Kunnen LOOT-scholen of bijvoorbeeld DAMU-licentiescholen nu definitief wel een verplichte ouderbijdrage vragen? Indien dat het geval is, wat verandert deze wet nu feitelijk aan de huidige situatie?

Nee, zij kunnen geen verplichte ouderbijdrage vragen. Op dit moment kunnen zij nog een kosteloos alternatief aanbieden aan leerlingen waarvan de ouders de vrijwillige ouderbijdrage voor de beoogde activiteit niet betalen. Aan het niet betalen van de vrijwillige ouderbijdrage kan op dit moment dus nog een consequentie, in de vorm van uitsluiting van de beoogde activiteit, worden verbonden. Met het voorliggende initiatiefwetsvoorstel mag geen kind meer worden uitgesloten van activiteiten die onder verantwoordelijkheid van de school worden georganiseerd, ook niet als het om langdurige activiteiten gaat, zoals bij LOOT- en DAMU-scholen.
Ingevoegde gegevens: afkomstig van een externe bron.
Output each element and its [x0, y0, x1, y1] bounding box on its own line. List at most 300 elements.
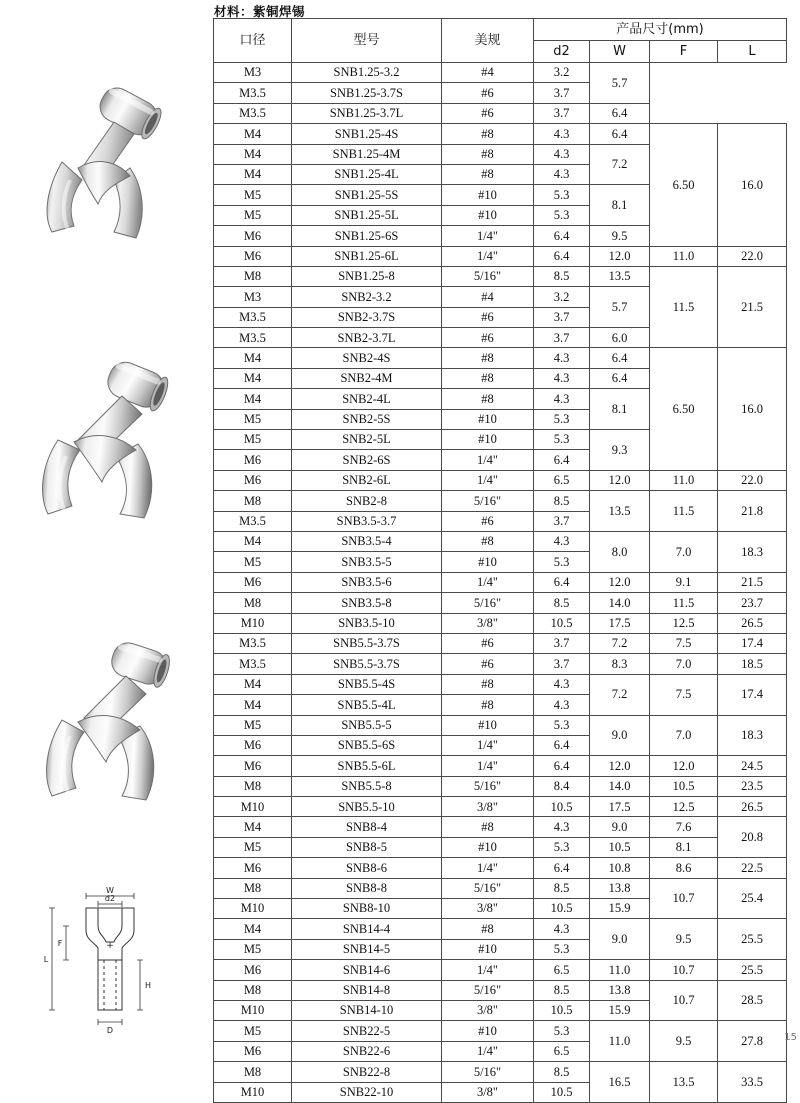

Zoals de tekst van de geamendeerde artikelen aangeeft, is uitdrukkelijk sprake van een vrijwillige ouderbijdrage; het verplichten tot een ouderbijdrage is derhalve niet toegestaan. Tevens hebben de betrokken scholen door hun aansluiting bij een overkoepelende organisatie een constructie om te borgen dat ook de leerlingen van wie de ouders de bijdrage niet betalen, niet van de activiteiten worden uitgesloten.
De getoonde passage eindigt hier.